Social media requires long term strategies
Social Media is not just about the short term. It’s not just about a small project here or there to check what is going on. Strategically companies need to be connected to social media for the long term. Why? Because they need to create long term loyalty with their stakeholders who are using social media and also because they need to treat social media as a resource of intelligence. They need to know what is coming up. What is likely to surface next on a blog or what is spreading like wildfire across Twitter. It makes good business sense.
Companies need to start planning for the long term now. If you are forced to suddenly engage with social media, you are not going to be able to do so within a week or a month.
In order to do this, some companies are turning to their trusted but often highly expensive incumbent agencies. This is natural but in most cases it is not appropriate and it can lead to costly mistakes as incumbents don’t have a deep seated knowledge or understanding of social media culture. Often they are not experienced or knowledgeable enough to provide their clients with the best and most up-to-date advice they require. Or they might downplay its significance out of a desire to maintain the status quo at the expense of the effectiveness of their client’s communications.

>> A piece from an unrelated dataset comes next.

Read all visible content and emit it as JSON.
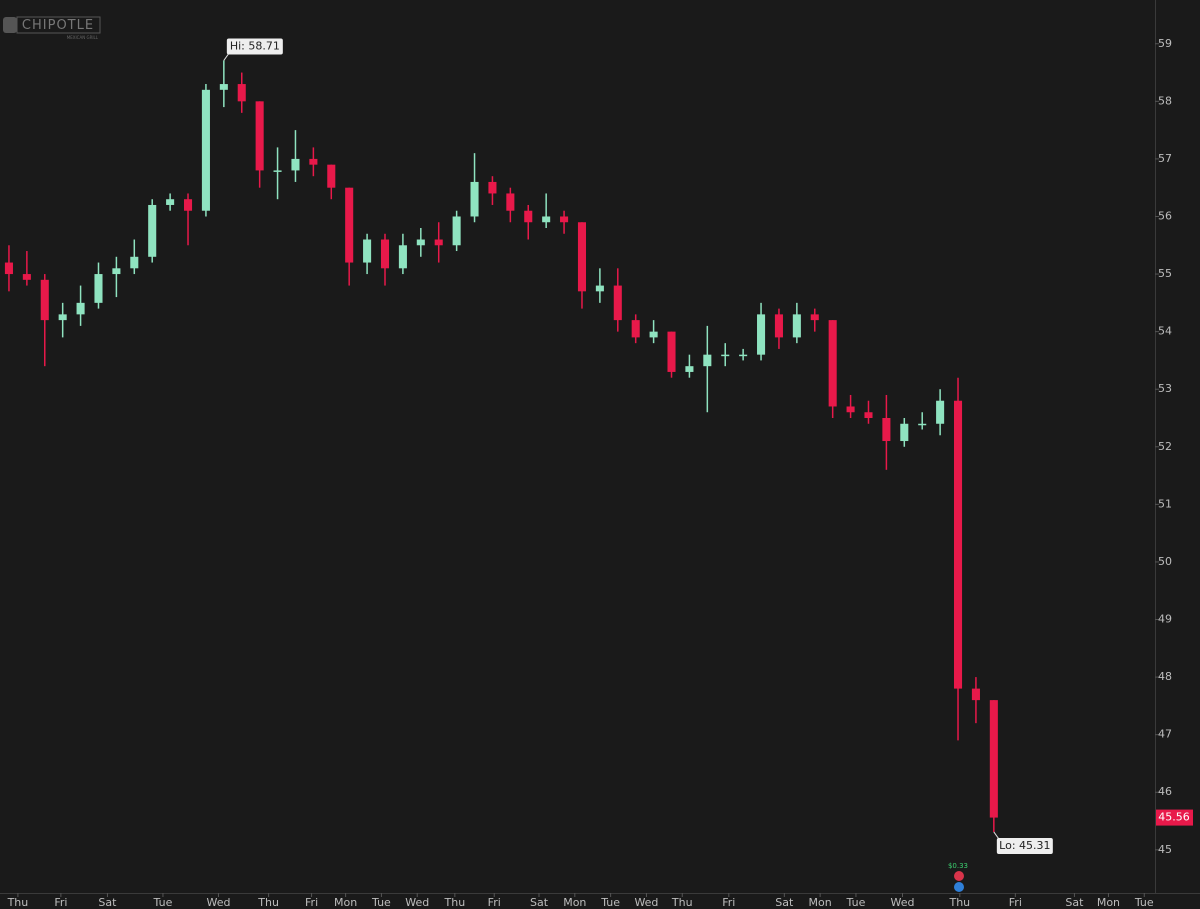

In order to adapt to the new culture of social media, businesses need to work with nimble and innovative specialists who are not weighed down with the baggage of the old media world. Of course the old media world still has its role but every company needs to look to the future. And the future is a few seconds away on the internet where each day I can see more and more people using social technologies to share information and news without relying upon traditional editors controlling them and telling them in effect what they should be interested in.

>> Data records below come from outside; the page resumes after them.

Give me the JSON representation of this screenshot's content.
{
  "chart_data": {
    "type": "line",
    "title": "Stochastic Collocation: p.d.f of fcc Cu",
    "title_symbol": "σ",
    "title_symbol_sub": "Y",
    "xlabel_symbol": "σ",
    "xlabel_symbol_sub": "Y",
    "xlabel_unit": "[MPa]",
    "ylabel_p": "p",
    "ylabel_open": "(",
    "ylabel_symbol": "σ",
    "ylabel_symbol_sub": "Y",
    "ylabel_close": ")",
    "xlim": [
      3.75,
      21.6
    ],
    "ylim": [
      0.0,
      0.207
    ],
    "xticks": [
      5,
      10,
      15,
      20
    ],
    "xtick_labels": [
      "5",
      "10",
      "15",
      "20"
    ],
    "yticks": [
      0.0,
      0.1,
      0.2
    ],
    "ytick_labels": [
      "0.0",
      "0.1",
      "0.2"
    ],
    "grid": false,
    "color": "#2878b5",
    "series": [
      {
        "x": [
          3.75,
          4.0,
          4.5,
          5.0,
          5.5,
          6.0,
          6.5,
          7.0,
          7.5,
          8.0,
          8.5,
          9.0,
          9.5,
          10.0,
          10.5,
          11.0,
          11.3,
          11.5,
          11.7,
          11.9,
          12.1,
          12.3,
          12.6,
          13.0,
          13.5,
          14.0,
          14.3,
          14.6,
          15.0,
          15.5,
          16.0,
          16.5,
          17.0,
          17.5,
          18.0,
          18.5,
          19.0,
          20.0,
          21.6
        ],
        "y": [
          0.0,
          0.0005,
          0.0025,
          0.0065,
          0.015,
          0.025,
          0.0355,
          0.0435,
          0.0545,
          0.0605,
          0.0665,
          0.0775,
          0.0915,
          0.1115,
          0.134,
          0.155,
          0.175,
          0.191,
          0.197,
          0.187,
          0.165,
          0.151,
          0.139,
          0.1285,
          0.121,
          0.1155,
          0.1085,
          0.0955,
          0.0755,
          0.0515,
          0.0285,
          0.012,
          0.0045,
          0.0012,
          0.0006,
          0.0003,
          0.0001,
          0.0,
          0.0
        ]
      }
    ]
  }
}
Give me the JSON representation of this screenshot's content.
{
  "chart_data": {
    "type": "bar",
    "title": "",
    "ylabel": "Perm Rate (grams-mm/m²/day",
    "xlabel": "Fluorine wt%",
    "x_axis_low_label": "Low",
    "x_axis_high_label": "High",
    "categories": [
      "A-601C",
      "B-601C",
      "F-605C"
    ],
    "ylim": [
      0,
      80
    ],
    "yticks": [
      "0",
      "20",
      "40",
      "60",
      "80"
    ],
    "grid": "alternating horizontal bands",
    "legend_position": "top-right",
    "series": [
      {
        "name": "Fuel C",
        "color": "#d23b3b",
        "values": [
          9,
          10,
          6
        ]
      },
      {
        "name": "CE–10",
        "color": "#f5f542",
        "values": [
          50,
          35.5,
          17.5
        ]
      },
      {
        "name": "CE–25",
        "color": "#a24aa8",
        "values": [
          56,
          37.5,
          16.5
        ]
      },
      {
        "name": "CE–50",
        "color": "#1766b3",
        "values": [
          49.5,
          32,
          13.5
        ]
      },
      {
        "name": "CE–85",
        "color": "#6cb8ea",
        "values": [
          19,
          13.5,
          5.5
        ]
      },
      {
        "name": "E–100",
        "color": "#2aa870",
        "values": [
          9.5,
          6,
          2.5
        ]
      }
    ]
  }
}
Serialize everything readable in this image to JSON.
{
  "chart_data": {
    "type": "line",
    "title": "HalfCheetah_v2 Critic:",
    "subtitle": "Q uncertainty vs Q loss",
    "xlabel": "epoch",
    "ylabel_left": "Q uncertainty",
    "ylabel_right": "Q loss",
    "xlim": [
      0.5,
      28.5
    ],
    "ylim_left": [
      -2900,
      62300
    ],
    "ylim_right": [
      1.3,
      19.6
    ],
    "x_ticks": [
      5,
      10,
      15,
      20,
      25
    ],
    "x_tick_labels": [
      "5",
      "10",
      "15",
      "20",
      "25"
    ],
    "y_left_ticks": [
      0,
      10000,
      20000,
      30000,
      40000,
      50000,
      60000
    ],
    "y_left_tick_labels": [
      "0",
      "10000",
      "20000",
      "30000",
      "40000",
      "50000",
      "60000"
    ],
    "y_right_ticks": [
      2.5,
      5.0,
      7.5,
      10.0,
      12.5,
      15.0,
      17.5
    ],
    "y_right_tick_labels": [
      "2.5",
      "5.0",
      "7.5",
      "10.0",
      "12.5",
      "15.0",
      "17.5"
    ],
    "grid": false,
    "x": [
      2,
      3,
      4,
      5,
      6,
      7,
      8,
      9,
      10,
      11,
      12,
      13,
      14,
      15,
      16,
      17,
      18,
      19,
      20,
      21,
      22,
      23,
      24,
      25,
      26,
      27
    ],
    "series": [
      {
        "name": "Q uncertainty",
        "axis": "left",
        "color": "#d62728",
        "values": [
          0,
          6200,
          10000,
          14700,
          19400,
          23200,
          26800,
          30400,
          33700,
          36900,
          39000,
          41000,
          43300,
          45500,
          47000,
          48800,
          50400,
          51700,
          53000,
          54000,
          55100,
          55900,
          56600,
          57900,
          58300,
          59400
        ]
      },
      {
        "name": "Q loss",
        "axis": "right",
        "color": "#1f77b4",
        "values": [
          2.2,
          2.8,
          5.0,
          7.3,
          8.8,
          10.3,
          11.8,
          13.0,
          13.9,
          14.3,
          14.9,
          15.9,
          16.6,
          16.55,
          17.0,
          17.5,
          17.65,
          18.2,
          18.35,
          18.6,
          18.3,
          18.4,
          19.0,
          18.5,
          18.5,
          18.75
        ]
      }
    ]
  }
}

Whereas traditional media is about leveraging contacts with key journalists and editors. Something which incumbent PR agencies can be brilliant at doing. Social media is about harnessing the community who vote on what content they think is most interesting. It is a completely different approach and requires completely different skills and a new mindset.
Thankfully increasing numbers of enlightened and intelligent directors of communications are choosing to come to ItsOpen (itsopen.co.uk) for that reason. They are a bit suspicious of their incumbent agencies who, while very good at what they do, have built their success off the back of an old media model and culture which is no longer entirely relevant for today’s social media age. Dealing with a group of anonymous but influential bloggers is quite different to having an off-the-record briefing with a journalist you have wined and dined and partied with.

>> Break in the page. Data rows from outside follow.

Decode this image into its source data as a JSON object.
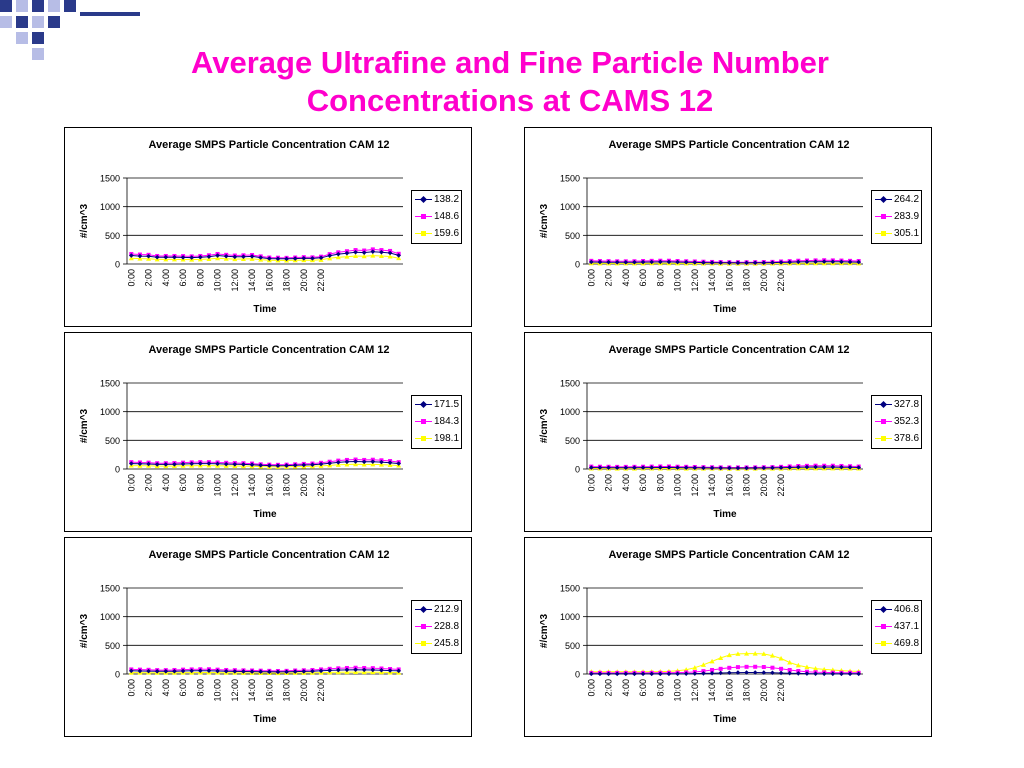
{
  "slide": {
    "title_line1": "Average Ultrafine and Fine Particle Number",
    "title_line2": "Concentrations at CAMS 12"
  },
  "colors": {
    "title": "#ff00cc",
    "series": [
      "#000080",
      "#ff00ff",
      "#ffff00"
    ],
    "deco_dark": "#2a3a8a",
    "deco_light": "#b7bde6"
  },
  "chart_data": [
    {
      "type": "line",
      "title": "Average SMPS Particle Concentration CAM 12",
      "xlabel": "Time",
      "ylabel": "#/cm^3",
      "ylim": [
        0,
        1500
      ],
      "yticks": [
        0,
        500,
        1000,
        1500
      ],
      "xticks": [
        "0:00",
        "2:00",
        "4:00",
        "6:00",
        "8:00",
        "10:00",
        "12:00",
        "14:00",
        "16:00",
        "18:00",
        "20:00",
        "22:00"
      ],
      "legend_position": "right",
      "series": [
        {
          "name": "138.2",
          "values": [
            148,
            138,
            135,
            118,
            118,
            118,
            115,
            112,
            118,
            128,
            148,
            135,
            125,
            128,
            132,
            112,
            95,
            92,
            90,
            95,
            100,
            98,
            108,
            145,
            172,
            188,
            205,
            198,
            215,
            205,
            192,
            150
          ]
        },
        {
          "name": "148.6",
          "values": [
            175,
            165,
            160,
            140,
            140,
            140,
            138,
            133,
            140,
            152,
            175,
            160,
            148,
            152,
            157,
            133,
            113,
            110,
            107,
            113,
            119,
            116,
            128,
            172,
            204,
            223,
            243,
            235,
            255,
            243,
            228,
            178
          ]
        },
        {
          "name": "159.6",
          "values": [
            100,
            94,
            92,
            80,
            80,
            80,
            78,
            76,
            80,
            87,
            100,
            92,
            85,
            87,
            90,
            76,
            65,
            63,
            61,
            65,
            68,
            67,
            73,
            99,
            117,
            128,
            139,
            135,
            146,
            139,
            130,
            102
          ]
        }
      ]
    },
    {
      "type": "line",
      "title": "Average SMPS Particle Concentration CAM 12",
      "xlabel": "Time",
      "ylabel": "#/cm^3",
      "ylim": [
        0,
        1500
      ],
      "yticks": [
        0,
        500,
        1000,
        1500
      ],
      "xticks": [
        "0:00",
        "2:00",
        "4:00",
        "6:00",
        "8:00",
        "10:00",
        "12:00",
        "14:00",
        "16:00",
        "18:00",
        "20:00",
        "22:00"
      ],
      "legend_position": "right",
      "series": [
        {
          "name": "264.2",
          "values": [
            35,
            33,
            32,
            30,
            30,
            31,
            33,
            35,
            36,
            36,
            33,
            31,
            28,
            25,
            23,
            22,
            21,
            20,
            20,
            21,
            22,
            24,
            28,
            32,
            36,
            38,
            40,
            42,
            40,
            38,
            35,
            33
          ]
        },
        {
          "name": "283.9",
          "values": [
            55,
            52,
            50,
            47,
            47,
            48,
            52,
            55,
            57,
            57,
            52,
            48,
            44,
            40,
            36,
            34,
            32,
            31,
            31,
            32,
            34,
            37,
            44,
            50,
            57,
            60,
            63,
            66,
            63,
            60,
            55,
            52
          ]
        },
        {
          "name": "305.1",
          "values": [
            12,
            11,
            11,
            10,
            10,
            10,
            11,
            12,
            12,
            12,
            11,
            10,
            9,
            8,
            8,
            7,
            7,
            7,
            7,
            7,
            7,
            8,
            9,
            11,
            12,
            13,
            14,
            14,
            14,
            13,
            12,
            11
          ]
        }
      ]
    },
    {
      "type": "line",
      "title": "Average SMPS Particle Concentration CAM 12",
      "xlabel": "Time",
      "ylabel": "#/cm^3",
      "ylim": [
        0,
        1500
      ],
      "yticks": [
        0,
        500,
        1000,
        1500
      ],
      "xticks": [
        "0:00",
        "2:00",
        "4:00",
        "6:00",
        "8:00",
        "10:00",
        "12:00",
        "14:00",
        "16:00",
        "18:00",
        "20:00",
        "22:00"
      ],
      "legend_position": "right",
      "series": [
        {
          "name": "171.5",
          "values": [
            95,
            90,
            88,
            80,
            80,
            82,
            88,
            92,
            95,
            95,
            90,
            85,
            82,
            80,
            75,
            65,
            60,
            58,
            60,
            65,
            70,
            75,
            85,
            100,
            115,
            125,
            130,
            125,
            128,
            120,
            110,
            95
          ]
        },
        {
          "name": "184.3",
          "values": [
            120,
            114,
            111,
            101,
            101,
            104,
            111,
            116,
            120,
            120,
            114,
            108,
            104,
            101,
            95,
            82,
            76,
            73,
            76,
            82,
            89,
            95,
            108,
            127,
            146,
            158,
            165,
            158,
            162,
            152,
            139,
            120
          ]
        },
        {
          "name": "198.1",
          "values": [
            60,
            57,
            56,
            51,
            51,
            52,
            56,
            58,
            60,
            60,
            57,
            54,
            52,
            51,
            48,
            41,
            38,
            37,
            38,
            41,
            44,
            48,
            54,
            63,
            73,
            79,
            82,
            79,
            81,
            76,
            70,
            60
          ]
        }
      ]
    },
    {
      "type": "line",
      "title": "Average SMPS Particle Concentration CAM 12",
      "xlabel": "Time",
      "ylabel": "#/cm^3",
      "ylim": [
        0,
        1500
      ],
      "yticks": [
        0,
        500,
        1000,
        1500
      ],
      "xticks": [
        "0:00",
        "2:00",
        "4:00",
        "6:00",
        "8:00",
        "10:00",
        "12:00",
        "14:00",
        "16:00",
        "18:00",
        "20:00",
        "22:00"
      ],
      "legend_position": "right",
      "series": [
        {
          "name": "327.8",
          "values": [
            25,
            24,
            23,
            22,
            22,
            23,
            24,
            25,
            26,
            26,
            24,
            23,
            21,
            19,
            18,
            17,
            16,
            16,
            16,
            17,
            18,
            20,
            23,
            27,
            31,
            33,
            35,
            34,
            34,
            32,
            29,
            26
          ]
        },
        {
          "name": "352.3",
          "values": [
            42,
            40,
            39,
            37,
            37,
            38,
            40,
            42,
            44,
            44,
            40,
            38,
            35,
            32,
            30,
            28,
            27,
            27,
            27,
            28,
            30,
            33,
            38,
            45,
            52,
            55,
            58,
            57,
            57,
            53,
            48,
            43
          ]
        },
        {
          "name": "378.6",
          "values": [
            8,
            8,
            8,
            7,
            7,
            7,
            8,
            8,
            8,
            8,
            8,
            7,
            7,
            6,
            6,
            6,
            5,
            5,
            5,
            6,
            6,
            6,
            7,
            9,
            10,
            11,
            11,
            11,
            11,
            10,
            9,
            8
          ]
        }
      ]
    },
    {
      "type": "line",
      "title": "Average SMPS Particle Concentration CAM 12",
      "xlabel": "Time",
      "ylabel": "#/cm^3",
      "ylim": [
        0,
        1500
      ],
      "yticks": [
        0,
        500,
        1000,
        1500
      ],
      "xticks": [
        "0:00",
        "2:00",
        "4:00",
        "6:00",
        "8:00",
        "10:00",
        "12:00",
        "14:00",
        "16:00",
        "18:00",
        "20:00",
        "22:00"
      ],
      "legend_position": "right",
      "series": [
        {
          "name": "212.9",
          "values": [
            55,
            52,
            50,
            47,
            47,
            48,
            52,
            55,
            57,
            57,
            52,
            48,
            46,
            44,
            42,
            40,
            38,
            36,
            38,
            42,
            45,
            48,
            55,
            62,
            68,
            72,
            75,
            72,
            70,
            66,
            60,
            55
          ]
        },
        {
          "name": "228.8",
          "values": [
            80,
            76,
            73,
            68,
            68,
            70,
            76,
            80,
            83,
            83,
            76,
            70,
            67,
            64,
            61,
            58,
            55,
            52,
            55,
            61,
            65,
            70,
            80,
            90,
            99,
            105,
            109,
            105,
            102,
            96,
            87,
            80
          ]
        },
        {
          "name": "245.8",
          "values": [
            25,
            24,
            23,
            21,
            21,
            22,
            24,
            25,
            26,
            26,
            24,
            22,
            21,
            20,
            19,
            18,
            17,
            16,
            17,
            19,
            20,
            22,
            25,
            28,
            31,
            33,
            34,
            33,
            32,
            30,
            27,
            25
          ]
        }
      ]
    },
    {
      "type": "line",
      "title": "Average SMPS Particle Concentration CAM 12",
      "xlabel": "Time",
      "ylabel": "#/cm^3",
      "ylim": [
        0,
        1500
      ],
      "yticks": [
        0,
        500,
        1000,
        1500
      ],
      "xticks": [
        "0:00",
        "2:00",
        "4:00",
        "6:00",
        "8:00",
        "10:00",
        "12:00",
        "14:00",
        "16:00",
        "18:00",
        "20:00",
        "22:00"
      ],
      "legend_position": "right",
      "series": [
        {
          "name": "406.8",
          "values": [
            3,
            3,
            3,
            3,
            3,
            3,
            3,
            3,
            3,
            3,
            4,
            5,
            7,
            10,
            14,
            18,
            22,
            25,
            26,
            26,
            25,
            22,
            18,
            14,
            10,
            7,
            5,
            4,
            3,
            3,
            3,
            3
          ]
        },
        {
          "name": "437.1",
          "values": [
            20,
            20,
            20,
            20,
            20,
            20,
            20,
            21,
            21,
            22,
            24,
            28,
            35,
            50,
            70,
            90,
            108,
            120,
            125,
            126,
            122,
            110,
            90,
            70,
            52,
            40,
            32,
            28,
            25,
            23,
            22,
            21
          ]
        },
        {
          "name": "469.8",
          "values": [
            40,
            38,
            38,
            38,
            38,
            38,
            40,
            40,
            42,
            45,
            55,
            75,
            110,
            160,
            220,
            280,
            330,
            350,
            355,
            355,
            350,
            320,
            270,
            200,
            150,
            120,
            95,
            80,
            70,
            60,
            50,
            45
          ]
        }
      ]
    }
  ]
}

You only have to look at the readership figures of most newspapers (as opposed to their sites) to see that more and more people are getting their information now online. And all around us telephone companies are launching new slicker models which enable you to link to Twitter or Facebook or YouTube more quickly and easily so you can share updates with your friends and colleagues. And it’s not just B2C either. You cannot define social media in such narrow terms. Social Media is being used by all groups: as we know even the President of the United States is twittering. Six months ago that would have been dismissed as absurd. But now it is accepted and we know how popular he is. Just imagine if your company could harness social media like Obama’s communications team!!
Whether or not you feel culturally comfortable with social media at this early phase, it makes commercial sense to be where you customers and stakeholders are and not where you would prefer them to be!